China unblocks some websites

Many websites including hardcore porn sites that had been blocked in China for years have become accessible, though the openness may be a mistake and not a policy change.

Many websites including some hardcore porn sites that had been blocked in China for years were accessible on Friday, although some observers cautioned that the appearance of openness may be a mistake and not a change in policy.

Some of the newly unblocked sites include Voice of America, the video-sharing site Vimeo and the URL-shortening site bit.ly.

Chinese internet surfers play online games at an caf in Beijing. China has more than 400 million internet users.

The video-sharing site YouTube remained blocked. But an unrelated pornography site YouPorn was suddenly available.

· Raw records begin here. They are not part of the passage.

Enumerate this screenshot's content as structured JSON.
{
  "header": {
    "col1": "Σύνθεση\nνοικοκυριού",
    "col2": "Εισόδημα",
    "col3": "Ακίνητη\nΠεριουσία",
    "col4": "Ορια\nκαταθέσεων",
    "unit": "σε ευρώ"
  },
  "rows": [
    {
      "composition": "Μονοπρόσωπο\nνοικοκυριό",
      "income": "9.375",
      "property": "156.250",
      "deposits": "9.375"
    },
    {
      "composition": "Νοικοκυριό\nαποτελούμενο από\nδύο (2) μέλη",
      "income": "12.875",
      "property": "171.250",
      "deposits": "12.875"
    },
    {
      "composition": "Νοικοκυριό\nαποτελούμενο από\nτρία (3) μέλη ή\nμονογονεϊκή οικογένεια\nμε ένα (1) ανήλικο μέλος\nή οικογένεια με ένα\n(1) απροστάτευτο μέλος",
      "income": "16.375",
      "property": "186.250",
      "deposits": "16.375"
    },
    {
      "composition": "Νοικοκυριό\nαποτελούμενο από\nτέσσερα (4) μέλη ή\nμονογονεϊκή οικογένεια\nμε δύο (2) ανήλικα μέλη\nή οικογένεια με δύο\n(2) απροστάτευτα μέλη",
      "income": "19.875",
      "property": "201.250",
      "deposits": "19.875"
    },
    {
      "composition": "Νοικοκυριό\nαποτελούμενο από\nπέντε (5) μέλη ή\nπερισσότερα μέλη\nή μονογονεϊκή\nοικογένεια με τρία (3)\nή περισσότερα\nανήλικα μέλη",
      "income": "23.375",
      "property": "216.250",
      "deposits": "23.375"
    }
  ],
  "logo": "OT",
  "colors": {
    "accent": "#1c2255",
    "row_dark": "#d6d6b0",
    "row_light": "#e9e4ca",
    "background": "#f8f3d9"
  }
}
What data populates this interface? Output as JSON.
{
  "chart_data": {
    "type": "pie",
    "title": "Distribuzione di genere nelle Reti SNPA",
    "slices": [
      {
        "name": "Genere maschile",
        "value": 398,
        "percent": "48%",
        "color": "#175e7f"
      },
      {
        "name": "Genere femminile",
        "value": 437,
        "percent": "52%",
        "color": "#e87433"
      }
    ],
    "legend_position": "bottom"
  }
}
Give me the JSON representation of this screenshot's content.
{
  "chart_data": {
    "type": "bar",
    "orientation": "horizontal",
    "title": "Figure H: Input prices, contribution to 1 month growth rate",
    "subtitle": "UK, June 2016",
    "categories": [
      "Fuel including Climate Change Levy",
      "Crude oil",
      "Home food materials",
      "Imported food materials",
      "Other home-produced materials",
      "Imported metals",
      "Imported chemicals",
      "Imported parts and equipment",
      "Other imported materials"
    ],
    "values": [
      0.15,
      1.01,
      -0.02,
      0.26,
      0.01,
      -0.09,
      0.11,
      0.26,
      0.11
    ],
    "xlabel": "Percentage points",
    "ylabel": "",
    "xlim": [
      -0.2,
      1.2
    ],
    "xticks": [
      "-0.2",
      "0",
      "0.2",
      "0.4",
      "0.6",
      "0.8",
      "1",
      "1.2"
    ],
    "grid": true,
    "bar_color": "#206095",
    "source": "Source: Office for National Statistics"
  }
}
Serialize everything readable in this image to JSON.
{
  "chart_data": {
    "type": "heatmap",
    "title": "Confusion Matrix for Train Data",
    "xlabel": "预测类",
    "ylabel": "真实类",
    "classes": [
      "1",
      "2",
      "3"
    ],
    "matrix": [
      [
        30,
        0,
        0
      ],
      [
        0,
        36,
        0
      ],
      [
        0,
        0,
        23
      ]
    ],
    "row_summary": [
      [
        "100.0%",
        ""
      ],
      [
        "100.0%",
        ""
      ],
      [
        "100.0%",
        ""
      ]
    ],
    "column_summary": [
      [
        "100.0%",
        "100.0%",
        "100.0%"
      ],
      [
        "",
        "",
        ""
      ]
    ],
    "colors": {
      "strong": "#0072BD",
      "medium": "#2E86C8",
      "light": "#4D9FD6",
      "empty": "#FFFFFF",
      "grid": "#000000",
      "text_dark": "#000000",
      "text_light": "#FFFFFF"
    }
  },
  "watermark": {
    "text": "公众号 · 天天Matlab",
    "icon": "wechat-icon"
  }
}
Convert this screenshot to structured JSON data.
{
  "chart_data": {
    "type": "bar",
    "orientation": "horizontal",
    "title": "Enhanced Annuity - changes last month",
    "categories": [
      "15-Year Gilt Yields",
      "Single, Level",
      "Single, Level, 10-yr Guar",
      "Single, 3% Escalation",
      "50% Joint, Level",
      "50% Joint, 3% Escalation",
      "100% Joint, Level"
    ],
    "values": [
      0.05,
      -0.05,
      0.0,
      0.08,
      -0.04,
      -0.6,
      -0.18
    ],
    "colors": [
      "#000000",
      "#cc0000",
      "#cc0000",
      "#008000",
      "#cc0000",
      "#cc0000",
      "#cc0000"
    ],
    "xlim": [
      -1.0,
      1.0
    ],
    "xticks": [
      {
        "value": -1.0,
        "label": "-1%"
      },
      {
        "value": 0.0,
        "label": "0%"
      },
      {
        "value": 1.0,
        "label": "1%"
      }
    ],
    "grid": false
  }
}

So too were many other Chinese and foreign-language porn sites. Reports said they have beenunblocked for days and in some cases, weeks.

Some analysts said the unblocking is likely a mistake. "I think it's totally just a glitch," said Kaiser Kuo, a technology analyst based in Beijing. "These things have happened often before. [Censors] screw up and some site will suddenly become available for a day or two days and then be back to normal again.

"It's almost certainly not deliberate policy," he told The Associated Press.

Censors still busy

There was speculation that censors may be more preoccupied with blocking content relating to Friday's anniversary of the 1989 Tiananmen Square massacre.

Indeed, China on Friday suddenly blocked the social networking service Foursquare, which lets users send location messages to friends over cellphones.

There was some suggestion that China's net censors noticed that Foursquare users may have been trying to organize some kind of location-based protest related to the massacre.

A poster on the ChinaGeeks blog said Facebook and Twitter remained blocked inside China.

The Telegraph's Shanghai correspondent, Malcolm Moore, reported this week that friends had told himthat many porn sites had been unblocked several weeks ago.

"The friends who first told me the news speculated that with the recent spate of extreme violence carried out by middle-aged men the government might be allowing pornography in order to vent some pent-up testosterone," he wrote.That was a reference to the many incidents of school stabbings that have shocked the country.

China blocks access to material it deems illegal under its "Great Firewall" policy. Censors routinely block sex sites, as well as sites that give news about Tibet, anti-government or anti-Communist party activities, as well as any other news it views as subversive.

China has more than 400 million net users.